Bu ayda, nefsin kötü arzularından ve dünyevi boş işlerden yüz çevirerek, yemeği içmeyi terk ederek insan âdeta meleklere benzemektedir. Bu vaziyette Kur’ân’ı yeni nâzil oluyor gibi okur ve dinler. Okurken ve dinlerken de Kur’an’daki İlâhi hitapları güya ilk geldiği andaki gibi okumaya ve dinlemeye çalışarak ulvi bir hal yakalayabilir. Hatta bazı yüksek ruhlu insanlar, Kur’an’ı, sanki bizzat Allah Resulü’nden (a.s.m.) işitiyor gibi dinlemek, belki Hazret-i Cebrâil’den, belki Cenab-ı Hakk’tan dinliyor gibi bir kudsî hâle mazhar olurlar.
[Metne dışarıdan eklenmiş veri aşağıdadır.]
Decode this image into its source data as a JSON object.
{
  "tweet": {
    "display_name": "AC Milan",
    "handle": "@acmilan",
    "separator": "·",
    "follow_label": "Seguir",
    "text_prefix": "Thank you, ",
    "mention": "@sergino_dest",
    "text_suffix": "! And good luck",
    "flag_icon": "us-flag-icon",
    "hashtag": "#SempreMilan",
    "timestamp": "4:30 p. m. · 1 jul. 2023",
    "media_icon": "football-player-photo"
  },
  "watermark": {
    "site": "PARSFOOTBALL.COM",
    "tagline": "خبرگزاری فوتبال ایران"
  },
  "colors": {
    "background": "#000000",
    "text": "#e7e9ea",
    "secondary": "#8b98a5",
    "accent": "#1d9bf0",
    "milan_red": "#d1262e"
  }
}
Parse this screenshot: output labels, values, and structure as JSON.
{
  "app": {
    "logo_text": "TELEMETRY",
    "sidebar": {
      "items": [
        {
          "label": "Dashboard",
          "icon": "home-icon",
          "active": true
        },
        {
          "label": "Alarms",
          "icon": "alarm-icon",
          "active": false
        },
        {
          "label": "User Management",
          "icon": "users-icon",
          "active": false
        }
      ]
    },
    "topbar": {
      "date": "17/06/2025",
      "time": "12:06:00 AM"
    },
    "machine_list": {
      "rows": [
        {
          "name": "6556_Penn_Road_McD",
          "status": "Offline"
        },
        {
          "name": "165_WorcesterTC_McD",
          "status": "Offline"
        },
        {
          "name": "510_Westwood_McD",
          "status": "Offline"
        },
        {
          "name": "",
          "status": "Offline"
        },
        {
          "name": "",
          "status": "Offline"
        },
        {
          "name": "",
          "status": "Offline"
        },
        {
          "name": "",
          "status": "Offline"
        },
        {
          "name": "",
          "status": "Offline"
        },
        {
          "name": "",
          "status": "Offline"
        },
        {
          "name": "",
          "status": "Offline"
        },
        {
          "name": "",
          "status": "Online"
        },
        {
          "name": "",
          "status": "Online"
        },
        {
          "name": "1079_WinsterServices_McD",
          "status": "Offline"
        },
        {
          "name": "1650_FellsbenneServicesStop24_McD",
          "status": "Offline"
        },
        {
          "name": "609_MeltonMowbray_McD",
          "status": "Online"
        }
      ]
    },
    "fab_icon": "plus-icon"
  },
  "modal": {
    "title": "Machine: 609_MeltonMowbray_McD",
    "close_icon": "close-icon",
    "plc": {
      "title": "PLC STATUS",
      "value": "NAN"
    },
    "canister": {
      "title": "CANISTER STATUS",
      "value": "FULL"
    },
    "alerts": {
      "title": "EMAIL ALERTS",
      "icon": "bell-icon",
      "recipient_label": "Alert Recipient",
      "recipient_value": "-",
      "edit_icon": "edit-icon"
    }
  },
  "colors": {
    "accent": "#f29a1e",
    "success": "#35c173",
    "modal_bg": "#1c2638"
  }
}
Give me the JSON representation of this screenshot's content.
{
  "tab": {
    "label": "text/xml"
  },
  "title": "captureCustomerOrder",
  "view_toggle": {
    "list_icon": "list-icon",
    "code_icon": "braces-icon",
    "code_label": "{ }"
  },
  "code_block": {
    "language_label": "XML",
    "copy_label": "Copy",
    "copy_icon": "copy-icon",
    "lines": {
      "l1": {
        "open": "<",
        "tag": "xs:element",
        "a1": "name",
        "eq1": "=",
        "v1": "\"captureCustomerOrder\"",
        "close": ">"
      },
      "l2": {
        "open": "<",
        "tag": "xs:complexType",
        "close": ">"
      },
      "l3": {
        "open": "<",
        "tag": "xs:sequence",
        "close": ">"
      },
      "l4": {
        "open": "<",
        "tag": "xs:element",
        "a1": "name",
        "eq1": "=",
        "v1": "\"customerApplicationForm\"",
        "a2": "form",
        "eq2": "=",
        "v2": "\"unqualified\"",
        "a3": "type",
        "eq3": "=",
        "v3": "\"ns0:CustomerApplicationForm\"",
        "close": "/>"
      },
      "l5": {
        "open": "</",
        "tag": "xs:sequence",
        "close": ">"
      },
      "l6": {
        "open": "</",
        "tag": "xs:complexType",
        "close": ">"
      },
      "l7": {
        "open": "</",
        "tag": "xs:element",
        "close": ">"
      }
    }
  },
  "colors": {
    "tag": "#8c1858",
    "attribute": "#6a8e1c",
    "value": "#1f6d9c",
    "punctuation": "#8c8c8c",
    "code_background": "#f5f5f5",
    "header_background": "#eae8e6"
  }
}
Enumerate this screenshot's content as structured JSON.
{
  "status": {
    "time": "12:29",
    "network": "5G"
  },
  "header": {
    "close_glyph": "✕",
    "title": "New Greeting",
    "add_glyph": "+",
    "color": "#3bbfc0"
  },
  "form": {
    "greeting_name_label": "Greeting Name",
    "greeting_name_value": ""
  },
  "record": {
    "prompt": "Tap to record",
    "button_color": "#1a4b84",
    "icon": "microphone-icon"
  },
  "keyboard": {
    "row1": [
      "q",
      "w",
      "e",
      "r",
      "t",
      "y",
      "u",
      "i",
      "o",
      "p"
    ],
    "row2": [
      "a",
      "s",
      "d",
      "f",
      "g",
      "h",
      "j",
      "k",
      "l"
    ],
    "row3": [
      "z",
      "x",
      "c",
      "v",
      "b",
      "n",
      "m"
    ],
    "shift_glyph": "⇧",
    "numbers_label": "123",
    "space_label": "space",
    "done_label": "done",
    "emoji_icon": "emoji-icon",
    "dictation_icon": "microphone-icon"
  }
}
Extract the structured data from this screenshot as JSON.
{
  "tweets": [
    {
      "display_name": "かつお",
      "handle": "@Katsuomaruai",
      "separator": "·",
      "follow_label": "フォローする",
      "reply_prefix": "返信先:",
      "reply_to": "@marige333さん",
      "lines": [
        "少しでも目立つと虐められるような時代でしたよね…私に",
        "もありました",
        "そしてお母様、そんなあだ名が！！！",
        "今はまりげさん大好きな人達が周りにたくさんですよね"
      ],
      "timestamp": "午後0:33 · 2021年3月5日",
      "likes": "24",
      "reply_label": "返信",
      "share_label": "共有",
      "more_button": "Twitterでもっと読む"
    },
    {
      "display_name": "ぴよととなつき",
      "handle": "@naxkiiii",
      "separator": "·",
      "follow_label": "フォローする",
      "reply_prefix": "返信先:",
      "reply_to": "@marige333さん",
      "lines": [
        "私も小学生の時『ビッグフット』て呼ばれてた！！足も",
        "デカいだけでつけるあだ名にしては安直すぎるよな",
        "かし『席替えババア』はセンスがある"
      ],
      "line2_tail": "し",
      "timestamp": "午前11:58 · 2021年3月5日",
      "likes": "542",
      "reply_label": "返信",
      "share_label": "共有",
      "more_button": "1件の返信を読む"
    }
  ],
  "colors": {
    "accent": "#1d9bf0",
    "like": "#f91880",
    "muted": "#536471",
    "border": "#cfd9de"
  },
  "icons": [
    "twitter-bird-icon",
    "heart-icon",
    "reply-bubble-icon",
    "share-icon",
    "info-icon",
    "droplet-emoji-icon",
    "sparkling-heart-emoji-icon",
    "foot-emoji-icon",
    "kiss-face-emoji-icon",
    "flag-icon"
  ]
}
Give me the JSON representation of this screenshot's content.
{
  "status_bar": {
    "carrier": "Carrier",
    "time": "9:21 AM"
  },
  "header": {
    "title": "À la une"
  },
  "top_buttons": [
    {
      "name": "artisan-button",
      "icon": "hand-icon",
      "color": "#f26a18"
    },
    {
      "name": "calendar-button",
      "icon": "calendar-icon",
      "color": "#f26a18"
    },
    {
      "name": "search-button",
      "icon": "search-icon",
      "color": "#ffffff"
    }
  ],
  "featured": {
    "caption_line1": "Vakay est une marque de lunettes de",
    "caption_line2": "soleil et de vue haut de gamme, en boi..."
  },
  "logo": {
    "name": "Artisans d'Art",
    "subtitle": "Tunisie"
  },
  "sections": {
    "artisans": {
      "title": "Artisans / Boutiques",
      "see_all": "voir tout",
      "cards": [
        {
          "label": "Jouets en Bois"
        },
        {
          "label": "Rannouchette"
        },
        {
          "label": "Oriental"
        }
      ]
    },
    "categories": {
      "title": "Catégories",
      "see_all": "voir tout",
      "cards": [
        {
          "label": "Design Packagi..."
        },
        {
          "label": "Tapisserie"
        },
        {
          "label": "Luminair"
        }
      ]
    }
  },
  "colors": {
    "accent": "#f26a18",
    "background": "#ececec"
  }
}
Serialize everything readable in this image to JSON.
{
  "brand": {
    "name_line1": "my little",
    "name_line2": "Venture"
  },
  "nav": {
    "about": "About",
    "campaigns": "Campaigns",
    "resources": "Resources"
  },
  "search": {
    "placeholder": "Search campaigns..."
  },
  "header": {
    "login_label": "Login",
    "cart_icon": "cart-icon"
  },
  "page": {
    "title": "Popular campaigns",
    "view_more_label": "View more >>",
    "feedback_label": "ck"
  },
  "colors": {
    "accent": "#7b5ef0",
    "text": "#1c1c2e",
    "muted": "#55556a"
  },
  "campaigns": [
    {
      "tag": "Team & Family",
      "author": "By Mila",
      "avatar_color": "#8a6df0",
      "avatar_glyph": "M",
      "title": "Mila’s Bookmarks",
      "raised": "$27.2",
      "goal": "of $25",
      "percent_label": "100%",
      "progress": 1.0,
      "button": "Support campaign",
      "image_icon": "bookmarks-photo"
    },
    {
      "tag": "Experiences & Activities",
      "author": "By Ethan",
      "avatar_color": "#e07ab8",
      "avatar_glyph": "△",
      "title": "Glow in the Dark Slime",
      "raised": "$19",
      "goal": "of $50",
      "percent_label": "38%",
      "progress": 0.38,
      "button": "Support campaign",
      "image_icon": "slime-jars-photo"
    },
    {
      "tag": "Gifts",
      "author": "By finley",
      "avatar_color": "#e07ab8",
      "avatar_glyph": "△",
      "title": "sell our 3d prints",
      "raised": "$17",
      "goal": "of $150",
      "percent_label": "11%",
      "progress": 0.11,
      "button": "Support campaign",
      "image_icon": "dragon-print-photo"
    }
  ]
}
Ve insan kendisi tercümanlık ederek, başka insanlara da bu İlahi mesajı iletip, hem kendi yaratılış gayesine uygun hem de Kur’an’ın indirildiği aya uygun bir şekilde bu zaman dilimini geçirir.
Ramazan-ı Şerifte İslâm âlemi bir mescid hükmüne geçer. Öyle bir mescid ki, milyonlarla hâfızlar, o büyük mescidin her tarafında Kur’an’ı bütün yeryüzüne işittiriyorlar. Her Ramazan, “Ramazan ayı, kendisinde Kur’ân’ın indirildiği aydır.” 3 âyetini, nuranî, parlak bir tarzda gösteriyor; Ramazan Ayı’nın “Kur’ân Ayı” olduğunu ispat ediyor. O büyük İslam cemaati ya Kur’an’ı okumakla veya dinlemekle vakitlerini değerlendirirler.
İşte, bütün İslam âleminin, yeryüzünü büyük bir mescid haline getirip ibadet ettiği böyle bir zaman diliminde, nefsinin kötü arzularına tabi olarak, yemek içmekle o nuranî vazifeden çıkmak ne kadar çirkin olduğunu şu misalle daha iyi anlayabiliriz:
Camide herkesin namaz kıldığı esnada, birisinin namaz kılmak yerine oyun oynaması, okunan Kur’anı dinlemek yerine şarkı söylemesi ne kadar büyük bir hürmetsizlikse, aynen öyle de bütün İslam âleminin oruçla ve Kur’an’la meşgul olduğu bir zamanda yemek-içmek ve orucu bozan diğer şeyleri yapmak da Kur’an’a ve ibadet edenlere karşı o kadar büyük bir hürmetsizliktir.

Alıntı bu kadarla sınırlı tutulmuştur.